Non-tuberculous mycobacteria are ubiquitously present micro-organisms in soil and water. While in earlier studies the occurrence of M. haemophilum was restricted to areas with large water reservoirs (2) or were due to coral-related injuries (9), more recent reports have also identified clusters of reported cases in urban areas (10). Potential modes of infection with M. haemophilum are currently speculative and may include inhalation and ingestion. Due to the high frequency of cutaneous lesions as the initial presentation in the course of infection, inoculation of micro-organisms via unnoticed microtraumata is also conceivable (2, 11). In this context it may be of interest that clusters of infections were also reported from one medical centre suggesting iatrogenic infections, although the mode of transmission could not be identified (12).
A limited number of M. haemophilum infections have been reported in patients receiving immunosuppressive therapies for chronic inflammatory diseases, such as Crohn’s disease (2), lupus erythematosus (13) or rheumatoid arthritis (2, 14). While our patient, who received a maintenance therapy with azathioprine and low-dose corticosteroid, initially developed cutaneous lesions, 2 of the 3 previously reported patients with M. haemophilum infection and underlying rheumatoid arthritis initially presented with lymphadenopathy and one patient with synovial involvement (2).

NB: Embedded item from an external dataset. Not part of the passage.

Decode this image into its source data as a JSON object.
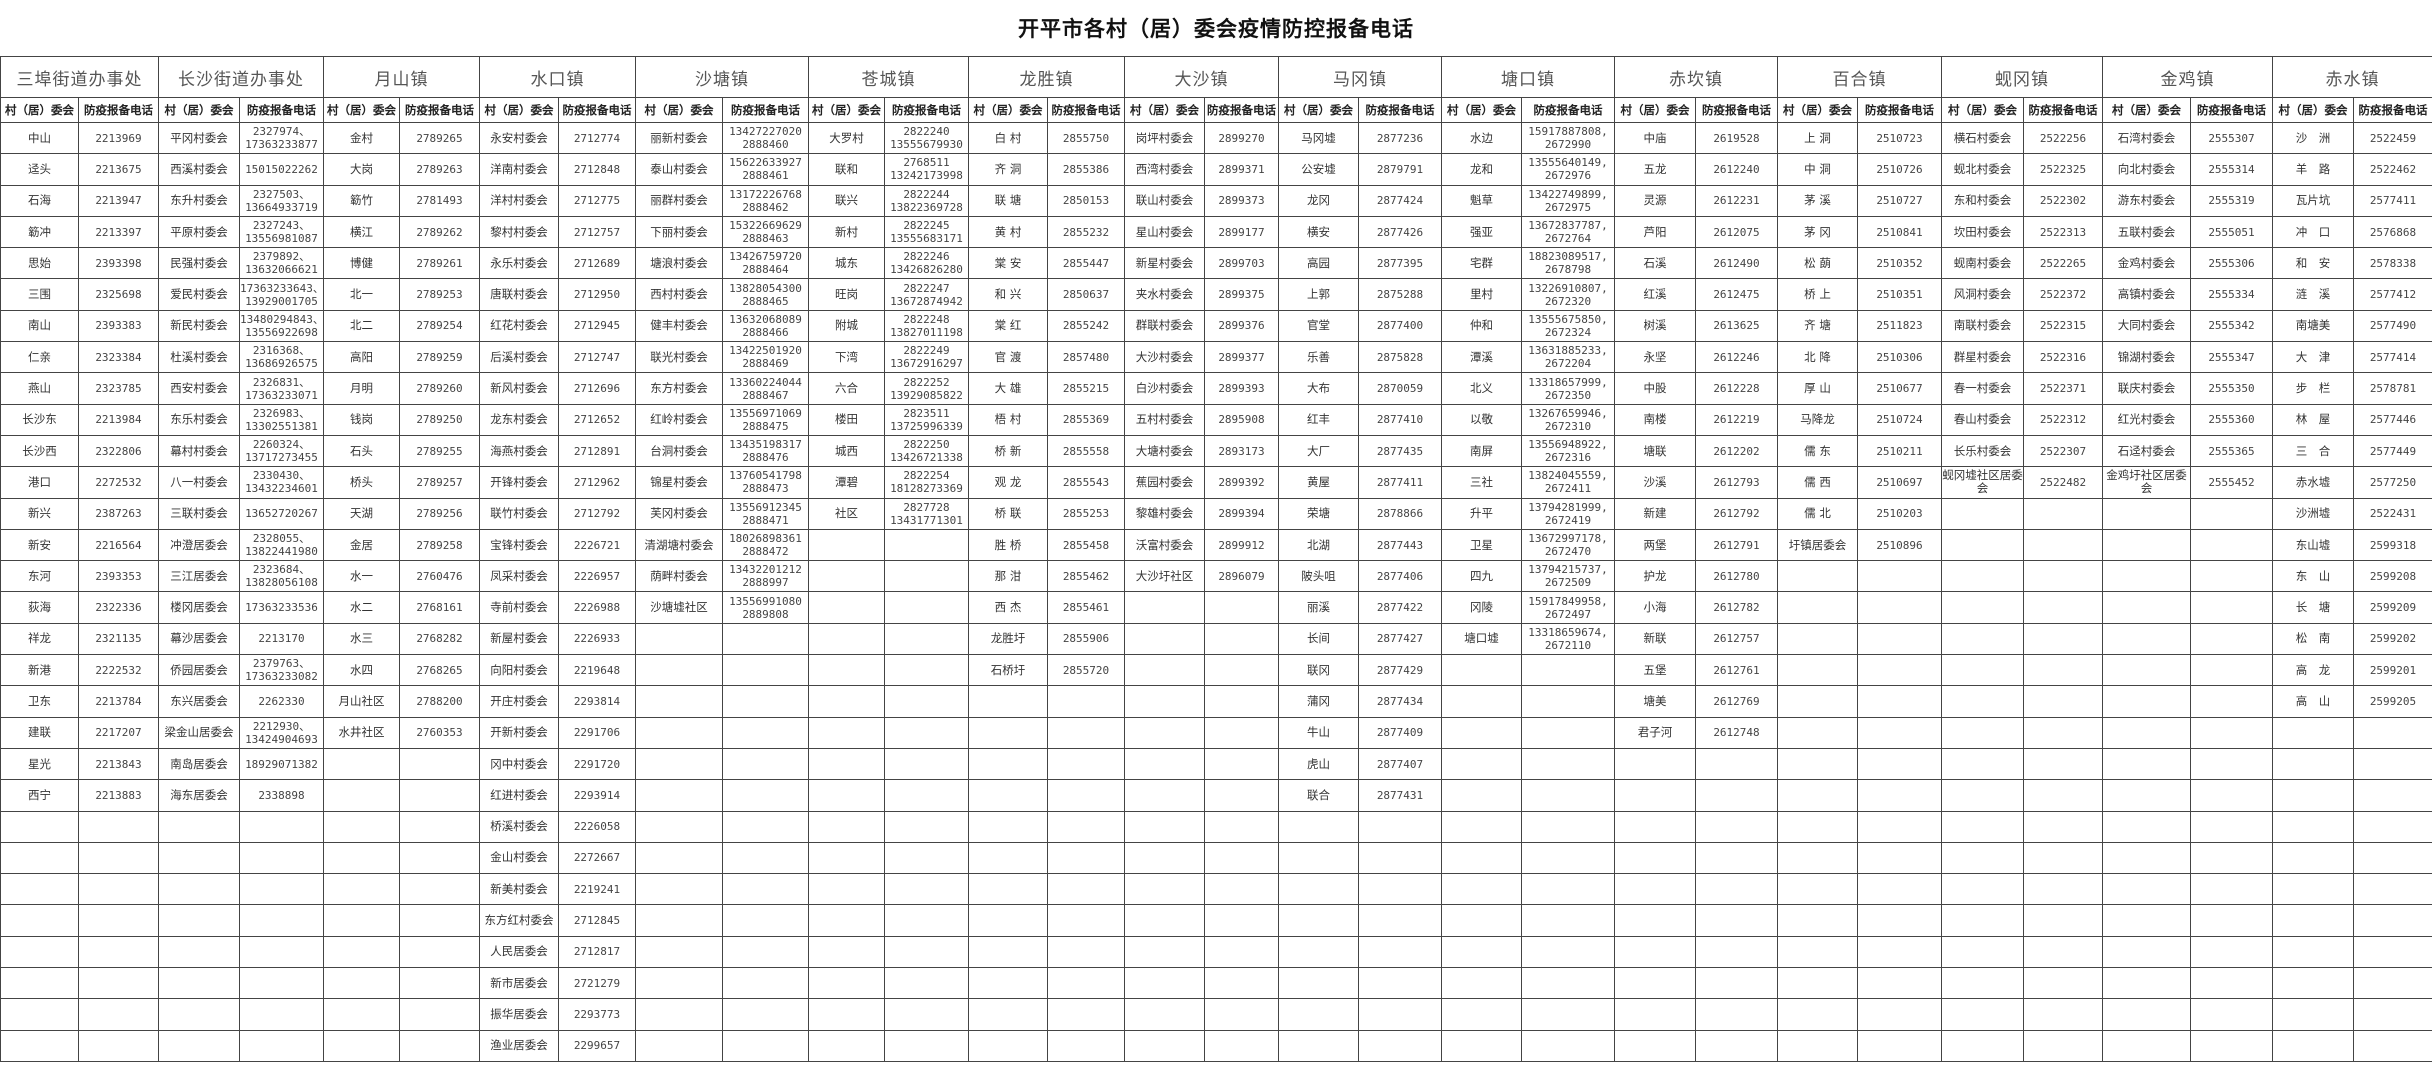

In a case series of 13 immunocompromised adults with M. haemophilum infection communicated by Strauss et al. (10), cutaneous lesions were the most common initial sign of infection and most frequently developed on the extremities, often overlying the joints (15–17). Infrequently, panniculitis and fistula formation are observed. Localized skin infection may disseminate to other sites probably by haematogenous spread rather than following lymphatic drainage.
There are currently no treatment guidelines for M. haemophilum infections (4). Susceptibility testing had revealed sensitivity of M. haemophilum to rifamycin, amikacin, ciprofloxacin, clarithromycin and clofazimine, and to a somewhat lesser extent to streptomycin, whereas most isolates were resistant to isoniazid (18). After start of the antibiotic treatment, initial deterioration and even spreading of skin lesions may occur. It is recommended to apply a combination of two antibiotic drugs to minimize the risk of relapses and the development of resistance. Furthermore, antibiotic therapy should be maintained for at least 12 months. In cases presenting with osteomyelitis or lung involvement, treatment with a triple combination including a macrolide, a quinolone and rifamycin may be necessary (18).